According to Dr. Davies, the study findings did not demonstrate a clear survival benefit with zoledronate in the one third of myeloma patients who did not have bone disease at the time of diagnosis. "It remains unclear to me whether this subset of patients will benefit from prophylactic treatment with zoledronate or any other bisphosphonate," he said.

No Significant Differences

The updated Cochrane meta-analysis comprised 16 randomized controlled trials comparing a bisphosphonate with placebo or no treatment, plus 4 trials that had a different bisphosphonate as the comparator.

Although the pooled results showed no direct effect of bisphosphonates on overall survival, compared with placebo or no treatment (HR, 0.96, P =.64), there was a statistically significant heterogeneity among the trials for overall survival (I², 55%; P = .01).

A network meta-analysis was conducted of the bisphosphonates that were not compared in head-to-head trials. These results showed that overall survival was better with zoledronate than with etidronate (HR, 0.43) or placebo (HR, 0.61), but there were no differences between zoledronate and other bisphosphonates.

The pooled analysis showed that bisphosphonate use was not associated with a statistically significant improvement in progression-free survival, compared with placebo or no treatment. The pooled HR for progression-free survival was 0.70 (P = .18); there was no heterogeneity among these trials (I², 35%; P = .20).

There was, however, a beneficial effect of bisphosphonates, compared with placebo or no treatment, for preventing pathologic vertebral fractures (relative risk [RR], 0.74; I² = 7%) and skeletal-related events (RR, 0.80; I², 2%), and decreasing pain (RR, 0.75; I², 63%). Rates of osteonecrosis of the jaw seen in the 9 observational studies (1400 patients) ranged from 0% to 51%.

No Preferential Treatment

In the "context of multiple treatment comparison uncertainty analysis, zoledronate ranked as the best treatment, followed by clodronate and pamidronate," the authors note. But no difference was observed when pamidronate was compared with clodronate or zoledronate for all outcomes.

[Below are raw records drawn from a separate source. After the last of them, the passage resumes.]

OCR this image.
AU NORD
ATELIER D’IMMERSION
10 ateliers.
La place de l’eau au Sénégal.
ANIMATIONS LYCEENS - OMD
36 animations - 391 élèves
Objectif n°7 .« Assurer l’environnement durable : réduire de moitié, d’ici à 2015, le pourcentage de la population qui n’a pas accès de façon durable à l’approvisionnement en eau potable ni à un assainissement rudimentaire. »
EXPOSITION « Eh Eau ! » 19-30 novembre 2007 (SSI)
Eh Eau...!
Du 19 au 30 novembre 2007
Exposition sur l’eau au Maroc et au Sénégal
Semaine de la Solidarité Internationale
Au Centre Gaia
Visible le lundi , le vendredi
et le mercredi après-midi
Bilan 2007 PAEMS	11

It difficult to recommend zoledronate as a preferential treatment for clinical practice.

"It would, however, be difficult to recommend zoledronate as a preferential treatment for clinical practice in the light of inconsistencies seen across the types of analysis," they conclude. "These findings underscore the need for comparative evaluation of the newer potent aminobisphosphonates, especially zoledronate vs pamidronate, in an RCT to enable appropriate healthcare decision making."

The study was supported by Center for Evidence-Based Medicine at the University of South Florida, the Department of Internal Medicine at the University of Bonn in Germany, Leukämie-Initiative Bonn e.v. in Germany, and the Cochrane Haematological Malignancies Group in Germany. The authors have disclosed no relevant financial relationships.